Choosing an Automatic Differentiation Backend
JuliaBUGS integrates with multiple automatic differentiation (AD) backends through DifferentiationInterface.jl, providing flexibility to choose the most suitable backend for your model.
Available Backends
The following AD backends are supported via ADTypes.jl:
AutoReverseDiff(compile=true)(recommended) — Tape-based reverse-mode AD, highly efficient for models with many parameters. Uses compilation by default for optimal performance.AutoForwardDiff()— Forward-mode AD, efficient for models with few parameters (typically < 20).AutoZygote()— Source-to-source reverse-mode AD, general-purpose but may be slower than ReverseDiff for many models.AutoEnzyme()— Experimental high-performance AD backend with LLVM-level transformations.AutoMooncake()— High-performance reverse-mode AD with advanced optimizations.
Usage Examples
Basic Usage
Specify an AD backend using ADTypes:
using ADTypes
# ReverseDiff with tape compilation (recommended for most models)

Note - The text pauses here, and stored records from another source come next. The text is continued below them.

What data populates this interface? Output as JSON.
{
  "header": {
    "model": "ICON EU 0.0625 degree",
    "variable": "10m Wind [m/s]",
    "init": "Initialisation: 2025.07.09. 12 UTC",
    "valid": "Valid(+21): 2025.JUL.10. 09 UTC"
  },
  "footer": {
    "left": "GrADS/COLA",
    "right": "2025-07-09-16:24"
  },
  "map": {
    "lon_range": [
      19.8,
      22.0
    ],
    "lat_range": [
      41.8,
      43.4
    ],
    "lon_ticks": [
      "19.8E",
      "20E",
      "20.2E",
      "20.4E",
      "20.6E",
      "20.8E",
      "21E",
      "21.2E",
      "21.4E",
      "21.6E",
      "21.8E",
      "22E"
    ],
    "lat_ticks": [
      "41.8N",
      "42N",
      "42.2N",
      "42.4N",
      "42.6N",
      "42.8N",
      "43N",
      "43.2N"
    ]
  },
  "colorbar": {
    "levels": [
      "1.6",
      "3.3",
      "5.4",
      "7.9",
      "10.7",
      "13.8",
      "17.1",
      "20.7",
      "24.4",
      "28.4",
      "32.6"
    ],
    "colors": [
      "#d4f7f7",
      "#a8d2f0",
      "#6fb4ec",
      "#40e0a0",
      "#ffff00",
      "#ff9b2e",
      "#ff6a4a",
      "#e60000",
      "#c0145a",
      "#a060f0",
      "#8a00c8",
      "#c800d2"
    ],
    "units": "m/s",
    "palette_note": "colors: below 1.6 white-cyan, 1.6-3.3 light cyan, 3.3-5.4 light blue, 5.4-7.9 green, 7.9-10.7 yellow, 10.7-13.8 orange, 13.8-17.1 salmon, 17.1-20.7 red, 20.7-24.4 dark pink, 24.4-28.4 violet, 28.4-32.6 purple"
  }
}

model = compile(model_def, data; adtype=AutoReverseDiff(compile=true))
# ForwardDiff (good for small models with few parameters)
model = compile(model_def, data; adtype=AutoForwardDiff())
# Zygote (source-to-source AD)
model = compile(model_def, data; adtype=AutoZygote())Advanced Configuration
For fine-grained control, you can configure the AD backends:
using ADTypes
# ReverseDiff without tape compilation
model = compile(model_def, data; adtype=AutoReverseDiff(compile=false))
# ReverseDiff with compilation (default, recommended)
model = compile(model_def, data; adtype=AutoReverseDiff(compile=true))Performance Considerations
ReverseDiff with compilation (
AutoReverseDiff(compile=true)) is recommended for most models, especially those with many parameters. Compilation adds a one-time overhead but significantly speeds up subsequent gradient evaluations.ForwardDiff (
AutoForwardDiff()) is often faster for models with few parameters (< 20), as it avoids tape construction overhead.Tape compilation trade-off: While
AutoReverseDiff(compile=true)has higher initial compilation time, it provides faster gradient evaluations during sampling. For quick prototyping or models that will only be sampled a few times,AutoReverseDiff(compile=false)may be preferable.
Compiled ReverseDiff tapes cannot handle value-dependent control flow (e.g., if x[1] > 0). If your model has such control flow, use AutoReverseDiff(compile=false) or a different backend like AutoForwardDiff() or AutoMooncake(). See the ReverseDiff documentation for details.
Compatibility
All models compiled with an adtype implement the full LogDensityProblems.jl interface, making them compatible with:
AdvancedHMC.jl— NUTS and HMC samplers- Any other sampler that works with the LogDensityProblems interface
The gradient computation is prepared during model compilation for optimal performance during sampling.
More Examples
We have transcribed all the examples from the first volume of the BUGS Examples (original and transcribed). All programs and data are included, and can be compiled using the steps described in the tutorial above.